The reference voltage used by the comparator is set by density adjustment at the control panel. This provides 5 to 10 steps to increase or
decrease exposure. Generally ∼ 10 to 15 % of exposure per step.
A backup timer ends exposure if insufficient exposure occurs beyond a
certain time.
If this occurs adjustment of the kVp and not the AEC density control
must be effected.
Why?
If the AEC density control is DEcreased then this MAY cause termination
of the exposure without the backup timer operating...however the density
of the radiograph will be underexposed.
If the AEC density control is INcreased then the required exposure for
termination is set even higher, and yet again the back-up timer will operate.

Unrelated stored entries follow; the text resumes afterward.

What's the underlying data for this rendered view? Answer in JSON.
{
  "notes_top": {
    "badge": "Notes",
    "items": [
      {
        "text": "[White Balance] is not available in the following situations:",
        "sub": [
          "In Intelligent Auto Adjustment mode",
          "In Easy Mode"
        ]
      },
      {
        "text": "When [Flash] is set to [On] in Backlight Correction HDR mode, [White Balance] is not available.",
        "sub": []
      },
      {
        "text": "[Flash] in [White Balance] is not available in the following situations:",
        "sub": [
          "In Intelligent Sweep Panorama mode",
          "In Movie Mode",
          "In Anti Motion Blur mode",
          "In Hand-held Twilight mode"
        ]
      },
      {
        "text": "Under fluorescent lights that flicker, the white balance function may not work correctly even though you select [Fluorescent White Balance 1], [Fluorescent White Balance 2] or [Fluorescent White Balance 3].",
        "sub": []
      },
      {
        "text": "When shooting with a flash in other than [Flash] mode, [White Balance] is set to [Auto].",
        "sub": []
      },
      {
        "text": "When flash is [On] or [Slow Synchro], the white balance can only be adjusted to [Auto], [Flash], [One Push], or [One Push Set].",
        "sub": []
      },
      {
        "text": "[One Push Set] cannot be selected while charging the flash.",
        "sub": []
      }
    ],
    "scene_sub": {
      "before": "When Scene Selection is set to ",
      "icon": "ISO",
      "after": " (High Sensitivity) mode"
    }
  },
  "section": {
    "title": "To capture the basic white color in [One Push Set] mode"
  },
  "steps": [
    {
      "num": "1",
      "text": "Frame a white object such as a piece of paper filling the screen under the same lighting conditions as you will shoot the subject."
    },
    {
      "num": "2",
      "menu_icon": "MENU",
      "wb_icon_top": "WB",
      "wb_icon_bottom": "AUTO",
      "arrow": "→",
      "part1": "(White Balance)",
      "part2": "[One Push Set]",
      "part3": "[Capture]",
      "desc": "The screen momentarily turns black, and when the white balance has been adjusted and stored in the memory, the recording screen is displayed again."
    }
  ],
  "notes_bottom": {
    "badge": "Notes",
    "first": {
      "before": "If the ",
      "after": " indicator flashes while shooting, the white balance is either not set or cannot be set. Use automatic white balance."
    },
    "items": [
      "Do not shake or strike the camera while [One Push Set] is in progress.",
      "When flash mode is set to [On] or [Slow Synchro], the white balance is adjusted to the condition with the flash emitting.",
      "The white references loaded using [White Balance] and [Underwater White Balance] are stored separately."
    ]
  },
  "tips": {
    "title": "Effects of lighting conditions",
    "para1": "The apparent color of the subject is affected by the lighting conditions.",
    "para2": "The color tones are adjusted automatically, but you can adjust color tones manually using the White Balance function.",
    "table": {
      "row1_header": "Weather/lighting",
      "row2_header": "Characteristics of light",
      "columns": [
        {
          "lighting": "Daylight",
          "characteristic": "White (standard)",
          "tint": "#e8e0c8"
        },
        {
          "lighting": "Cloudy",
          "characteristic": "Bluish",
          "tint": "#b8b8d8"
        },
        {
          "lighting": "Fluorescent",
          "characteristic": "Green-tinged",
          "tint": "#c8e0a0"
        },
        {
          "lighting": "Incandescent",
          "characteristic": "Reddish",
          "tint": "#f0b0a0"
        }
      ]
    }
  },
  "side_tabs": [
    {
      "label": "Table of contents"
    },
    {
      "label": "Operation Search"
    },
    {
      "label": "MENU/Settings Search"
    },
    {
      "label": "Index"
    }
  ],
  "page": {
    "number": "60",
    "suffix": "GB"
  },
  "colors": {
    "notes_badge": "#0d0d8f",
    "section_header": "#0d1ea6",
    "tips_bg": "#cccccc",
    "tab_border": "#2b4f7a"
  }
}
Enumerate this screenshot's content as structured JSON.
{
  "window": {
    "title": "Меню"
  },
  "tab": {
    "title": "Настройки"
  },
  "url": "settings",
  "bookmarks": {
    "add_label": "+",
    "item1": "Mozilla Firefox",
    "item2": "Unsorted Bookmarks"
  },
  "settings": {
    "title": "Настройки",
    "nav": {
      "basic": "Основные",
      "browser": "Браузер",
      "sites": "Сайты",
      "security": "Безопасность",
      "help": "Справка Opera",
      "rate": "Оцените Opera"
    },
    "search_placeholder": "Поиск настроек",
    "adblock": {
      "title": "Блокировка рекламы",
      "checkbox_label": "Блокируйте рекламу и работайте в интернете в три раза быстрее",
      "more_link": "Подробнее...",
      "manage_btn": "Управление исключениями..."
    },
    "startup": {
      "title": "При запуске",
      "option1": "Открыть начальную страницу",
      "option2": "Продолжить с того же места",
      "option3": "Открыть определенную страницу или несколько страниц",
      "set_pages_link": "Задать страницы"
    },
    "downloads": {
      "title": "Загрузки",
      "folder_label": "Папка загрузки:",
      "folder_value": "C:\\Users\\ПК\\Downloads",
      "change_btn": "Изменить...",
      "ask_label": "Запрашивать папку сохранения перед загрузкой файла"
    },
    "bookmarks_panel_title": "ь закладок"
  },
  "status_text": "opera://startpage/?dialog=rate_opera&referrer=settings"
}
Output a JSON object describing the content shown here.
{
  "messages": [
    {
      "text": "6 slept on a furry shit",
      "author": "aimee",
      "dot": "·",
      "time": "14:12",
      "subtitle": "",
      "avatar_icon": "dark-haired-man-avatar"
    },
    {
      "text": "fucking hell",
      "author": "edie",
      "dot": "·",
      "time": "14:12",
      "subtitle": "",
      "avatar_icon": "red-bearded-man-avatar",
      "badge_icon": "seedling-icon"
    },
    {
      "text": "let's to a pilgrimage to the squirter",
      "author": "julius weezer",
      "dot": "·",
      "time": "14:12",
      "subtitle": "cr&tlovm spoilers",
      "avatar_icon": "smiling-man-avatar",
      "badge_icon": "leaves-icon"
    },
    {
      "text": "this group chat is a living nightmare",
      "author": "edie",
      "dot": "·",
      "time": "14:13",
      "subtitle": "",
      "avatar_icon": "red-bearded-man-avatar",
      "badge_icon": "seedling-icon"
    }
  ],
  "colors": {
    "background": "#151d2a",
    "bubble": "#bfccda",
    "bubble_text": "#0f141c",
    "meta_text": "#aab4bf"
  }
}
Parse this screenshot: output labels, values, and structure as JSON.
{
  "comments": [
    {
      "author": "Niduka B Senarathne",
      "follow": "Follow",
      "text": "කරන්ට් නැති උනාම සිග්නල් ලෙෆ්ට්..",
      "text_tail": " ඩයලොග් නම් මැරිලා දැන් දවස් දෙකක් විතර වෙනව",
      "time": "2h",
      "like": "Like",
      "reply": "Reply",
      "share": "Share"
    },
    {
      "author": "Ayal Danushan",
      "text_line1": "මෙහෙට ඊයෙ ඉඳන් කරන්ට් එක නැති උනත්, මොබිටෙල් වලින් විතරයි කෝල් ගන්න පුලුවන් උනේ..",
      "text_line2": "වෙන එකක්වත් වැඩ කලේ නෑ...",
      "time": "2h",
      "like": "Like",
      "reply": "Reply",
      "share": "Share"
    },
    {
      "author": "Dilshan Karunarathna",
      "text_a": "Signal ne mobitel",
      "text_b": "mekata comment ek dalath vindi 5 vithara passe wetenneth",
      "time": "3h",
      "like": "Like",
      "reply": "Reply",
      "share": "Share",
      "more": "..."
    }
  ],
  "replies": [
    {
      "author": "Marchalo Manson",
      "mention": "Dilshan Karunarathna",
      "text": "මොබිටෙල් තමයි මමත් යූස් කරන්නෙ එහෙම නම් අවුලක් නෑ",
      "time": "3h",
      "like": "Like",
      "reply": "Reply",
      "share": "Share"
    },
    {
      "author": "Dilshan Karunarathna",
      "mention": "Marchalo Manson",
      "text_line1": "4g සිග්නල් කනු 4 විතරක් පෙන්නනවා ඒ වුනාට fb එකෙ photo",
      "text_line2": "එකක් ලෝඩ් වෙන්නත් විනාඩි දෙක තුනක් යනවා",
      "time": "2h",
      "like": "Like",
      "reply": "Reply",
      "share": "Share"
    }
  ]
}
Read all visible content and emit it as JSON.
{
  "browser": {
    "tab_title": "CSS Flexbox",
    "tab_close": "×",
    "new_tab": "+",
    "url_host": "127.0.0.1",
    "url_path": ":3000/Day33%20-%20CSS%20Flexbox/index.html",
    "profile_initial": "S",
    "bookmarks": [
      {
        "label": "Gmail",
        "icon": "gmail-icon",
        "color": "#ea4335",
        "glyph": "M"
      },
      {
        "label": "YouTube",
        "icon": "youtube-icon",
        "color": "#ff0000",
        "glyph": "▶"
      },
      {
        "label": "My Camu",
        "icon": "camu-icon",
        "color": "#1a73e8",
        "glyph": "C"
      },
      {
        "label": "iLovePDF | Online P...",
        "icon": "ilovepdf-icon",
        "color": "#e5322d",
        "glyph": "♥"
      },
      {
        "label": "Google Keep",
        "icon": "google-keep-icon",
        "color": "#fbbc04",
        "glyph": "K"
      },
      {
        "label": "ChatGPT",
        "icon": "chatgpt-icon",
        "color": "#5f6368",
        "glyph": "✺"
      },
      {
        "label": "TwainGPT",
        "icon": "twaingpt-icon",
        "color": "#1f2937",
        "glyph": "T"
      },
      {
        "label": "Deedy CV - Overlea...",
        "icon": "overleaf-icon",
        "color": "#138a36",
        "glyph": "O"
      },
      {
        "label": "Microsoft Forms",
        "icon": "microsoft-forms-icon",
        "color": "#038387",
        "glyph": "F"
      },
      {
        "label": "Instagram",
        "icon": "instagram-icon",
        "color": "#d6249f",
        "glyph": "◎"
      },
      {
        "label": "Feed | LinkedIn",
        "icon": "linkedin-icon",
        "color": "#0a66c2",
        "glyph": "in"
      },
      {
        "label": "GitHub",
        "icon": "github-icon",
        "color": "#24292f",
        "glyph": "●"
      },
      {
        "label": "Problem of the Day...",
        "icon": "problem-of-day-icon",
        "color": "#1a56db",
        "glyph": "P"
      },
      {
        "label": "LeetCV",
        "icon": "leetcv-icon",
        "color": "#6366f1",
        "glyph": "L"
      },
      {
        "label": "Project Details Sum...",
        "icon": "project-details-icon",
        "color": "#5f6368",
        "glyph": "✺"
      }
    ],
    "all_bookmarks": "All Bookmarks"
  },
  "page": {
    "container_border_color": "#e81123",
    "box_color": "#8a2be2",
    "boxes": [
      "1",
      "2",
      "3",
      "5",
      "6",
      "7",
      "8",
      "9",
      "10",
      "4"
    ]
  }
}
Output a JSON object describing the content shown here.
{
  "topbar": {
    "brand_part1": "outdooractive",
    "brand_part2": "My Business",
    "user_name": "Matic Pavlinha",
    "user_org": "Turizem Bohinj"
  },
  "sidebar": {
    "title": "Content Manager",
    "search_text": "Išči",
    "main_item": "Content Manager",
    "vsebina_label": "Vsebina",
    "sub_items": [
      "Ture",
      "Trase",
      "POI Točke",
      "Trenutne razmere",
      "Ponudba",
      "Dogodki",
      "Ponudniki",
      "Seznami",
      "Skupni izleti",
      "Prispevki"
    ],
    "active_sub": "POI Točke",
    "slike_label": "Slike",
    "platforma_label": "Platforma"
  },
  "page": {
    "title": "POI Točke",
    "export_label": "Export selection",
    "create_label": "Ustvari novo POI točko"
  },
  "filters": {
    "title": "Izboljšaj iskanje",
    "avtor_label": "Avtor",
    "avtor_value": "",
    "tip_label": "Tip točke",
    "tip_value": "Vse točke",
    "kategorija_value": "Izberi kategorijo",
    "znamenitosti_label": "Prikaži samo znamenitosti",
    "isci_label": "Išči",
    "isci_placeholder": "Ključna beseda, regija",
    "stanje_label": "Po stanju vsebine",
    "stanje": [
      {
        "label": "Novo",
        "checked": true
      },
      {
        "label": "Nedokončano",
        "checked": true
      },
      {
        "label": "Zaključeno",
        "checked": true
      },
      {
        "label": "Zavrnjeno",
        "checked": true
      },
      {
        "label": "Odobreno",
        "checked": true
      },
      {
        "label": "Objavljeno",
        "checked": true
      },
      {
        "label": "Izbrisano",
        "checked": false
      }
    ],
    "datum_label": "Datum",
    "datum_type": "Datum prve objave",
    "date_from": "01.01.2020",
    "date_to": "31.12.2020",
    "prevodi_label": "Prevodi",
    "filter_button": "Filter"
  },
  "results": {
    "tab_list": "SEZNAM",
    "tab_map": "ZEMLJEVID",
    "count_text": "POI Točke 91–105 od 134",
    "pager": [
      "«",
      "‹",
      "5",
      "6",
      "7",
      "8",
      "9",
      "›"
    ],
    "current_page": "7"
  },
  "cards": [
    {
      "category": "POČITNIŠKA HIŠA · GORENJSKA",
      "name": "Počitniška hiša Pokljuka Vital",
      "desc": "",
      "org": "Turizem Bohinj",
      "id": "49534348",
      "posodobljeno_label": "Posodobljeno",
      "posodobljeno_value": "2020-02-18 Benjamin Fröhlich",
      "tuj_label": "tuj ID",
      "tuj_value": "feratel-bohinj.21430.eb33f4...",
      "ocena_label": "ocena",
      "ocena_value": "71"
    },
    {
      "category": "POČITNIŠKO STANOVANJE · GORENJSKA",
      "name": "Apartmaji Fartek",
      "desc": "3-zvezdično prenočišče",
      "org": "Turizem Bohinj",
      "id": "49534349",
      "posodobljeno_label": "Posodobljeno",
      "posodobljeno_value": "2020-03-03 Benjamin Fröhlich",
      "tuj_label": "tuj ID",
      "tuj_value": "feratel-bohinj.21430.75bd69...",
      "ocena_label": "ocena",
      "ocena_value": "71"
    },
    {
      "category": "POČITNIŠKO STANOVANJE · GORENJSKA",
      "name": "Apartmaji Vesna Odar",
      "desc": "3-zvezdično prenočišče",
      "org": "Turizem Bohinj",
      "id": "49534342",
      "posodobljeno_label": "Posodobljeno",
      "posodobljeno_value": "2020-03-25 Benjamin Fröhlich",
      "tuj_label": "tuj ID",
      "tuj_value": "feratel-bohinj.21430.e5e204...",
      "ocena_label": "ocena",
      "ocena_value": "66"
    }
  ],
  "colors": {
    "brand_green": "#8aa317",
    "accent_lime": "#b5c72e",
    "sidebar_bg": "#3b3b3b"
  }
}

By increasing the kVp the beam penetration increases and allows enough
ionization at the detector site and so enough optical density on a film/screen
radiograph.
Image Detectors
(i) Film/Screen
Cassettes low attenuation carbon fibre.
Gadolinium oxysulphide (Gd2 O2 S) is mostly used for the fluorescent
screen.
Green light produced =⇒ green sensitive film.(green dye)
Conventional screen/film system for mammography uses a single emulsion film with a single screen.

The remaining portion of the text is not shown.